Hablamos del dengue, la malaria, la leptospirosis y, a corto plazo, la influenza, que ameritan de urgentes campañas ma­sivas de vacunación y prevención, poster­gadas durante la actual pandemia.

En el caso del dengue, ya la epidemia se acrecienta en varios países latinoa­mericanos. Aquí también.

Con la agravante de que los síntomas del dengue y el Covid se asemejan en sus primeras etapas, dando lugar a con­fusiones o errores para establecer diag­nósticos.

En vista de que muchas personas dejaron de vacunarse entre marzo y abril de este año por la anómala si­tuación creada por la pandemia del coronavirus, estamos, por tanto, ba­jo un real déficit de inmunización frente a las enfermedades transmi­sibles más comunes de esta tempo­rada. Por esa razón hay que apurar los programas de vacunación masiva desde ya.

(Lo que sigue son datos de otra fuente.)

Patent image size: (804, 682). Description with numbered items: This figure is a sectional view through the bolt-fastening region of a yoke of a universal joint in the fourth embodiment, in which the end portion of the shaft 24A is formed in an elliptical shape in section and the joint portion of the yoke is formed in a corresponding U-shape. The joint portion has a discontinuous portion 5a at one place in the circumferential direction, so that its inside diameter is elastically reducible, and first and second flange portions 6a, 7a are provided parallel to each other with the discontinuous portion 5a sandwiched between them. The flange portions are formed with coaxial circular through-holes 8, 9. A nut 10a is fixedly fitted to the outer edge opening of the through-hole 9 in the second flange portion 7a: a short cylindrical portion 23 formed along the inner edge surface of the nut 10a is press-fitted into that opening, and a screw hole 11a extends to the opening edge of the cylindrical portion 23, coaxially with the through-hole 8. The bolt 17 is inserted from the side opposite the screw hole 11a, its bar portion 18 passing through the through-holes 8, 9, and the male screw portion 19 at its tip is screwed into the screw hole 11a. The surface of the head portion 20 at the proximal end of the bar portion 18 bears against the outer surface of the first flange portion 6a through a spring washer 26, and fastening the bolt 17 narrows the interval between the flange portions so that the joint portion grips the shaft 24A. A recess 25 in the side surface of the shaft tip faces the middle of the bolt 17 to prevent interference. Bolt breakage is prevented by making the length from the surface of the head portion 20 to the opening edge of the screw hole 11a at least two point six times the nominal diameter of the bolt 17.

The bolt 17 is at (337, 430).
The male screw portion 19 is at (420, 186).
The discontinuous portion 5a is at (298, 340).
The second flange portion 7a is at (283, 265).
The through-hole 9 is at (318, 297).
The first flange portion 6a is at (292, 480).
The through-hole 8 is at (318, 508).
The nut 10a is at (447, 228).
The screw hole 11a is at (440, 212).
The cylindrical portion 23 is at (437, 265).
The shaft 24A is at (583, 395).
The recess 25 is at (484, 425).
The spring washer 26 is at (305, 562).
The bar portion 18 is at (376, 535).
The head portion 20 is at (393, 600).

Por suerte, el país dispone de las vacu­nas suficientes. El Programa Ampliado de Inmunización (PAI) las tiene disponibles en centros de salud, hospitales pediátri­cos y centros de atención primaria.

A los padres que lleven a sus hijos, con la debida protección, a vacunarse, antes de que suframos varias epidemias en paralelo, provocando el previsible colapso del sistema sanitario en esta di­fícil coyuntura.